When Saddam Hussein attempted to assassinate George H.W. Bush, what was Clinton's response? A cruise missile strike on Iraqi intelligence HQ, _launched at night so that the building would be unoccupied_. What sort of message did that send?
The message "we want to destroy Iraq's Intelligence *infrastructure* (records, computer systems, etcetera) without having to kill *people* as well", perhaps?
Basically, the equivalent of "attack the argument, not the poster".
How about what is, in my opinion, the single largest foreign policy mistake _in American history_ - refusing the offer of the Sudanese government to hand over Osama bin Laden, because the Clinton Administration felt that we didn't have enough evidence to try him? This was raising incompetence to an art form, with tragic results.

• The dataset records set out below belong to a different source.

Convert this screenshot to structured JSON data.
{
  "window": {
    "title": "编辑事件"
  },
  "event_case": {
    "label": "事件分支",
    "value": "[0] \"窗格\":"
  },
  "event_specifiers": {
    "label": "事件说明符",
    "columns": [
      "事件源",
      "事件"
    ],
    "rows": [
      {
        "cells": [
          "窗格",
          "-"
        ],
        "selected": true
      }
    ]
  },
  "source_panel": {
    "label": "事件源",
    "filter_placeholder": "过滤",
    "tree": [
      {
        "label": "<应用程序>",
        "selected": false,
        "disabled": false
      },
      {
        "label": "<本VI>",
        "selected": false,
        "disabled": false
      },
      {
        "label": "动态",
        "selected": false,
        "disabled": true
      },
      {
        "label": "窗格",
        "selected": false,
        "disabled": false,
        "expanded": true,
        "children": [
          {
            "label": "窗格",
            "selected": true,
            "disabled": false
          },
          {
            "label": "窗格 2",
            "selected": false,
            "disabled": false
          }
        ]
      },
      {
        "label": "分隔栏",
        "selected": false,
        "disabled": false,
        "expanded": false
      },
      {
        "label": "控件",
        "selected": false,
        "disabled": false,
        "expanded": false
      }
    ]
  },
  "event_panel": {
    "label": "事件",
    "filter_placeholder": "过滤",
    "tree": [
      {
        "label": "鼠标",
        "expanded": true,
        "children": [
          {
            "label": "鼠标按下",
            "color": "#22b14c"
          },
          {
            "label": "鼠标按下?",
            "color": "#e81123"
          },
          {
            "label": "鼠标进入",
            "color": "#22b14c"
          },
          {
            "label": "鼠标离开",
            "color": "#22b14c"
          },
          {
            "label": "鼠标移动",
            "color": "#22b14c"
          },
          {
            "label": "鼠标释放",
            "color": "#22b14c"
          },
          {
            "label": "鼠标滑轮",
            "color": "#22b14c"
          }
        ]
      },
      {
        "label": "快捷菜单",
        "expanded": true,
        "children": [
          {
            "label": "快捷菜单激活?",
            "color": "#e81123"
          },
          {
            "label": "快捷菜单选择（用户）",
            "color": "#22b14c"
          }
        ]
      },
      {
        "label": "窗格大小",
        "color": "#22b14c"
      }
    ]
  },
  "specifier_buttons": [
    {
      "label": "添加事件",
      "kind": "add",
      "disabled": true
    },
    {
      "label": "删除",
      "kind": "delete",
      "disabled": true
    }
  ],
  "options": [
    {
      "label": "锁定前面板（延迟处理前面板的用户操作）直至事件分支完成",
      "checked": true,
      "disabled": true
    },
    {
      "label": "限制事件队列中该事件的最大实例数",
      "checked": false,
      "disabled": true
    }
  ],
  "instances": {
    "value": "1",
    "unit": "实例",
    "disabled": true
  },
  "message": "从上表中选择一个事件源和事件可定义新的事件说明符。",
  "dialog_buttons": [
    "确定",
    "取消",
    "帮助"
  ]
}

If at the time the US government believed they didn't have enough evidence to put Osama bin Laden on trial, then refusing the offer was a sensible approach. Why bother to have someone handed over to you, if you know you're going to have to release him anyway? He would have been a security risk while in custody, and his release would have been exploited as a PR stunt for and by the Taliban: "See, even the evil USA cannot touch us!".
Looking back and saying "we should have done <this-or-that>" is pretty useless; you can't travel back in time and do things differently. In retrospect, it might also have been a good idea to have Hitler assassinated right after he got elected -- but we can't travel back in time and kill him, thus possibly preventing WW2 from happening.
As the song goes, "There's no use crying over spilled perfume".